AWS WAF now supports configurable evaluation time windows for request aggregation with rate-based rules. Customers can now select time windows of 1 minute, 2 minutes or 10 minutes, in addition to the previously supported 5 minutes.

Customers could already use AWS WAF rate-based rules to count incoming requests and rate limit requests when they are breaching the specified rate threshold. Previously, AWS WAF used a fixed 5 minute window when aggregating requests to evaluate rules. Now, in addition to the existing 5 minute window, customers can select 1 minute, 2 minutes, or 10 minute time windows for request aggregation. A shorter evaluation window may be better for quickly detecting and blocking spikes for high traffic applications, while a longer window may be more suitable for less frequently accessed applications.

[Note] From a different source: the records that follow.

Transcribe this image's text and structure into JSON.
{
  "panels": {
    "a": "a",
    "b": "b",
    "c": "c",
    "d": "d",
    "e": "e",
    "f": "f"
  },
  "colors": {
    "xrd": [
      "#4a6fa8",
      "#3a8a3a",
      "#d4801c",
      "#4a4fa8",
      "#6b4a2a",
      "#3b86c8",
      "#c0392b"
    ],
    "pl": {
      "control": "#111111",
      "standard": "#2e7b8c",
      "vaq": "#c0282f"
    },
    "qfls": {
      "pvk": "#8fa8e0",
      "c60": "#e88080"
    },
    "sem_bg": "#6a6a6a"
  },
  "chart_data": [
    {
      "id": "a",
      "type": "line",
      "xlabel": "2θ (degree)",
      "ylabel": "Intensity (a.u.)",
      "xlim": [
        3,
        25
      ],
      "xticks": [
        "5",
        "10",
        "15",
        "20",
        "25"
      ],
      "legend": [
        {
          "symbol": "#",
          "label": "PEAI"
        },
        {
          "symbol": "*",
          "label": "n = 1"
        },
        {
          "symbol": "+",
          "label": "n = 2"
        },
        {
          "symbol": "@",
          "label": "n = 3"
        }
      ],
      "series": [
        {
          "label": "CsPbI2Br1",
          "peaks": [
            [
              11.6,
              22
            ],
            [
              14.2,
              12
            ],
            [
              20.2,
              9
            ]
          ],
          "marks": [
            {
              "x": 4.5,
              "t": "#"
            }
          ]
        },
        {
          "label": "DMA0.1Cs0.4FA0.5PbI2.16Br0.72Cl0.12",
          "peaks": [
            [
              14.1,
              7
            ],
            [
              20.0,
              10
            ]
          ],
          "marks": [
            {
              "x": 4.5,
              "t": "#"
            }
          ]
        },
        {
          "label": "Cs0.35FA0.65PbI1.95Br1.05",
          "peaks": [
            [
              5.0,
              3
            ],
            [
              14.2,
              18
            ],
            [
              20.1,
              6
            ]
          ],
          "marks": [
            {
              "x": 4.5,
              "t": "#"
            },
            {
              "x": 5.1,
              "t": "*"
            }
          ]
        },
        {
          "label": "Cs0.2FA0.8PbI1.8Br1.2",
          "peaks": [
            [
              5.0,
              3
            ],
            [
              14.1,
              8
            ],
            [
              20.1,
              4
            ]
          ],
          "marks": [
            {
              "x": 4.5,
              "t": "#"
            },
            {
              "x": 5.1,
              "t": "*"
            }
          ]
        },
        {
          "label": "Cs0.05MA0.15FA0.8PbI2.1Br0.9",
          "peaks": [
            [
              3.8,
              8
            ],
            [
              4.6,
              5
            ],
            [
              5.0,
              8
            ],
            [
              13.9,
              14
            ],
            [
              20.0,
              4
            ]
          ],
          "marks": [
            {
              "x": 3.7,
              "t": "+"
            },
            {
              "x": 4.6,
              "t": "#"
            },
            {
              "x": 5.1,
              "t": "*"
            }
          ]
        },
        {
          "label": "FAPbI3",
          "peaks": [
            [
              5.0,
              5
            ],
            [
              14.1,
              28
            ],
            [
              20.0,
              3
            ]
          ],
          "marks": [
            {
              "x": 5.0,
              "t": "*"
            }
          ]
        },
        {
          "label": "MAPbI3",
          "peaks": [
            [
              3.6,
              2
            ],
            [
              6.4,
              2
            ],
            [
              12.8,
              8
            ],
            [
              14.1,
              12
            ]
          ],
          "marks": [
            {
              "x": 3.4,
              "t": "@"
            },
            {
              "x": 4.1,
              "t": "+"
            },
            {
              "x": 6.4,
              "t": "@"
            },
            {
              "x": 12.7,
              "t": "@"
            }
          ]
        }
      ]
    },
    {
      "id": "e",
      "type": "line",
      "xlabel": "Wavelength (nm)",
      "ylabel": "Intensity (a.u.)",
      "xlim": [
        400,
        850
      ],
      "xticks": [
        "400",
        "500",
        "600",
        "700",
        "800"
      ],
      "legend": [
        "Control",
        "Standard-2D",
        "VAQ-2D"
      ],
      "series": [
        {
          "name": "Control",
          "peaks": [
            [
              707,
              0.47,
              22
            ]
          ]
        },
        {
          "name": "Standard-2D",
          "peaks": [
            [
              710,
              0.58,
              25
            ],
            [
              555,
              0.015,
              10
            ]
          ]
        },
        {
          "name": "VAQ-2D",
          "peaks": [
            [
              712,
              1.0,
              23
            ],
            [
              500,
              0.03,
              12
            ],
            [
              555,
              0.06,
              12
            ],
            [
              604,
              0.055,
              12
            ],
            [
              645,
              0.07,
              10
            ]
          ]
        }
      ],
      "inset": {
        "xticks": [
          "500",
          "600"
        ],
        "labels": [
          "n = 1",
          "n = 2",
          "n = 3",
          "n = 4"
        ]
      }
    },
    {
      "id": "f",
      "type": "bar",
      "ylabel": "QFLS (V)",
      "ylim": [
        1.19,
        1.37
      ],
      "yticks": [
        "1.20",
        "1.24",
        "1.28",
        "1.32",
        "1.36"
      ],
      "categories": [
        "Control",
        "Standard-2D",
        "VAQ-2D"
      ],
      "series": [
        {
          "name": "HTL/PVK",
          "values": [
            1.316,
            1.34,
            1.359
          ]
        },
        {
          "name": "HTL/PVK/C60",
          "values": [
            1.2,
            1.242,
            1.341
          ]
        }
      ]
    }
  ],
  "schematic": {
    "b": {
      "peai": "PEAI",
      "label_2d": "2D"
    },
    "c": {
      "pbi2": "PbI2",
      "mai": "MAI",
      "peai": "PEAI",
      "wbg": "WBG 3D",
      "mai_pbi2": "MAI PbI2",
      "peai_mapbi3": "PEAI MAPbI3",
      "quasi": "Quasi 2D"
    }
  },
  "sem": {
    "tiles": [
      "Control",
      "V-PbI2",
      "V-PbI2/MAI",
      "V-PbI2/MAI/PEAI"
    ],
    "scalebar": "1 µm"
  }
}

To use the new configurable time window, set the ‘Evaluation window’ setting in your rate-based rules. For customers with existing rate-based rules, the default value remains unchanged at 5 minutes. To customize it, select a different value of 1, 2, 5, or 10 minutes and save your rule. To learn more, see the AWS WAF developer guide. There is no additional cost for using this feature, however standard AWS WAF charges still apply. For details, visit the AWS WAF Pricing page.

This feature is available in all AWS regions except the AWS GovCloud (US), Tel Aviv (Israel ), Zurich (Europe), Spain (Europe), Hyderabad (Asia Pacific), and Melbourne (Australia) Regions. Support for these regions is expected later.